In the world of finance there are a good number of ratios to evaluate companies. There are profitability ratios, efficiency ratios, solvency ratios and liquidity ratios. Within the gamut of profitability ratios, two very important ratios are the Return on Equity (ROE) and the Return on Capital Employed (ROCE). Both these measures look at the company from two different points of view. While the ROE purely looks at the company from what it generates as profits for equity shareholders, the ROCE considers all stakeholders into its calculation. Let us first understand what the concepts of ROE and ROCE are all about?
ROE and ROCE – How do they fit into financial analysis?
Let us first look at ROE. The ROE is the return on equity and is calculated as the quotient of the net profits and the equity of the company. It can be expressed as under:
ROE = Net Profit for the year / Total Equity
Total Equity here refers to the sum total of the share capital, share premium and any other general free reserves created out of profits. This measure drives the dividend policy of the company. Generally, companies with a high ROE can afford to pay fewer dividends to shareholders and plough back a bigger share of their profits into the business, since it has an attractive ROE.
The ROCE is the return that the company generates for its two principal capital providers in the form of equity and debt. ROCE can be expressed as under:
ROCE = Earnings before Interest Tax (EBIT) / (Total Equity + Long Term Debt)

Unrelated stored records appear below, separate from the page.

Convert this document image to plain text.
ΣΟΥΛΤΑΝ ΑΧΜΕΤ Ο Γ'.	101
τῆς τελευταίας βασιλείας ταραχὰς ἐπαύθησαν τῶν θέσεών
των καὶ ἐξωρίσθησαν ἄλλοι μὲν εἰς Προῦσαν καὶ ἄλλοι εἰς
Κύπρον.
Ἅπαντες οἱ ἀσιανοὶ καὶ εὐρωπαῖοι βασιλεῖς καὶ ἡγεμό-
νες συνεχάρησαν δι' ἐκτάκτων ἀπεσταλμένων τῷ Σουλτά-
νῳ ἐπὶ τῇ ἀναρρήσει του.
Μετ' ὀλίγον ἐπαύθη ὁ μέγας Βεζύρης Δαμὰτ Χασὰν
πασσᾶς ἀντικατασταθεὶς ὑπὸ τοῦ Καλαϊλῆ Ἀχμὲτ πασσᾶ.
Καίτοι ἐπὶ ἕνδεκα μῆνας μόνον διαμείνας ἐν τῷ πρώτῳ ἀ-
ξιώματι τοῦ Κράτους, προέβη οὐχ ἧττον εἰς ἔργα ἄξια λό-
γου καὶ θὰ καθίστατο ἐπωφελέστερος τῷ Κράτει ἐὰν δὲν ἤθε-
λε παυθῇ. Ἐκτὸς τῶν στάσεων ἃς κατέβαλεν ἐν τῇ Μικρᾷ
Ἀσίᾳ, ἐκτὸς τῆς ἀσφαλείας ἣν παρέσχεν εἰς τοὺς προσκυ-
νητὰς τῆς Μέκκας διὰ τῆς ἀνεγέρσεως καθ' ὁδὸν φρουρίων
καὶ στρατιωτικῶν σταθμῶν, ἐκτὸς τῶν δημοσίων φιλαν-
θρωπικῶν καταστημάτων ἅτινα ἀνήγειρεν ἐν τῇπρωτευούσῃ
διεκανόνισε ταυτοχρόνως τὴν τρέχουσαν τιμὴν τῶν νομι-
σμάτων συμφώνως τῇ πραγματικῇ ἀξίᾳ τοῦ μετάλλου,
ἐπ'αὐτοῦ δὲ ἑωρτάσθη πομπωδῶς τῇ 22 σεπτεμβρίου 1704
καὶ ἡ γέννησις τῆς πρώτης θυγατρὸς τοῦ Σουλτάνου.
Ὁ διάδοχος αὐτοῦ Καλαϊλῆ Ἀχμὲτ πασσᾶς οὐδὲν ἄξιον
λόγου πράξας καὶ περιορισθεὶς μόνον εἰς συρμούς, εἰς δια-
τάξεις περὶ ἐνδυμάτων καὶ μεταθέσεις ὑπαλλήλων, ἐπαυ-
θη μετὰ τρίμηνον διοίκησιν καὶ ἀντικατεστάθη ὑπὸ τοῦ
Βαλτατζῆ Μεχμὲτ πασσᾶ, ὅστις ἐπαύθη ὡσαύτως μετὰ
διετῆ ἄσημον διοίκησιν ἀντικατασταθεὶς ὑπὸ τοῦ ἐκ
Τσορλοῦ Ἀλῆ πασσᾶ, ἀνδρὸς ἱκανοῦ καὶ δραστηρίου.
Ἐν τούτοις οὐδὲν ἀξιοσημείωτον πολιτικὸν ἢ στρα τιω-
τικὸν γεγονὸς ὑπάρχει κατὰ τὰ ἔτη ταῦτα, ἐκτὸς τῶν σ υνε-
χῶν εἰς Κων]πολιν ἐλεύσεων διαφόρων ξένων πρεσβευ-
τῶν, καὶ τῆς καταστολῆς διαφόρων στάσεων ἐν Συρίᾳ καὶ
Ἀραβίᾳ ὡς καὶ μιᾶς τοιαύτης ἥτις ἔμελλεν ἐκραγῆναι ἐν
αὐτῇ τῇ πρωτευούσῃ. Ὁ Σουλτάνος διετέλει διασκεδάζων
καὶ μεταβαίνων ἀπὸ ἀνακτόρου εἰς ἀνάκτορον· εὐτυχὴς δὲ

In the above case, the capital employed is the summation of the total equity and the total long term debt which could be in the form of bonds, debentures or term loans. In the numerator the EBIT is used which means the cost of debt and debt as a source of capital is largely ignored by this approach. Let us look at a live example of two companies to understand ROE and ROCE before getting on with the interpretation on valuation of stocks.

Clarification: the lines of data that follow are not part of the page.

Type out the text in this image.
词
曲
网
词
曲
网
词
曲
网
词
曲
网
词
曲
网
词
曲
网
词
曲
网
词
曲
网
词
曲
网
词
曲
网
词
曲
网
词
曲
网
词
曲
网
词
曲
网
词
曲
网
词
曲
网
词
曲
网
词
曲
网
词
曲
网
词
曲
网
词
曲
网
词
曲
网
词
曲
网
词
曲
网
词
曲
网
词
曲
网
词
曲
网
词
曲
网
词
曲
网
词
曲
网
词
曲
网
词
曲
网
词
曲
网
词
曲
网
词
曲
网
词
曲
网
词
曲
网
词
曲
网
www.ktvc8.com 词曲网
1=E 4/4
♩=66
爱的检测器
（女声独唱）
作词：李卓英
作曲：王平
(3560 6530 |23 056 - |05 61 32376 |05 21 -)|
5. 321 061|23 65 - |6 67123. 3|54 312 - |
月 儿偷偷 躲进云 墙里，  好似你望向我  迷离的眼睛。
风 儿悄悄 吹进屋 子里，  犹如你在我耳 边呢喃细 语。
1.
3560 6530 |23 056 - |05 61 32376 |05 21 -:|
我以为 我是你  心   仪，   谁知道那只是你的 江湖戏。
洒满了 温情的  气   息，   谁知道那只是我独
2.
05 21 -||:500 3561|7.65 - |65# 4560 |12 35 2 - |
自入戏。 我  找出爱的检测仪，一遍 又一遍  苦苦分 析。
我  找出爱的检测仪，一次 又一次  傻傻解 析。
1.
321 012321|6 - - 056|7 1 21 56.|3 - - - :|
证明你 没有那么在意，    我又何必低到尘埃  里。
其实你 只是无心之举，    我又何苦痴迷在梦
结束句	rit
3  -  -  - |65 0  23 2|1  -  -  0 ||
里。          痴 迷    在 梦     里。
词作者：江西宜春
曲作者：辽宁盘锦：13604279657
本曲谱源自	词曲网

|Balance Sheet||Company X||Balance Sheet||Company Y|
|Share Capital||10,00,000||Share Capital||20,00,000|
|Share Premium||15,00,000||Share Premium||30,00,000|
|General Reserves||45,00,000||General Reserves||90,00,000|
|Total Equity||70,00,000||Total Equity||1,40,00,000|
|Long Term Debt||1,50,00,000||Long Term Debt||3,00,00,000|
|Total Capital Employed||2,20,00,000||Total Capital Employed||4,40,00,000|
|Current Liabilities||80,00,000||Current Liabilities||1,60,00,000|
|Total Liabilities||3,00,00,000||Total Liabilities||6,00,00,000|
|Fixed Assets||2,20,00,000||Fixed Assets||4,40,00,000|
|Current Assets||60,00,000||Current Assets||1,20,00,000|
|Other Assets||20,00,000||Other Assets||40,00,000|
|Total Assets||3,00,00,000||Total Assets||6,00,00,000|
|Income Statement||Company X||Income Statement||Company Y|
|Interest Cost||7,00,000||Interest Cost||15,00,000|
|Net Profit||9,00,000||Net Profit||8,00,000|
Let first calculate the ROE and ROCE for both the companies (Company X and Company Y)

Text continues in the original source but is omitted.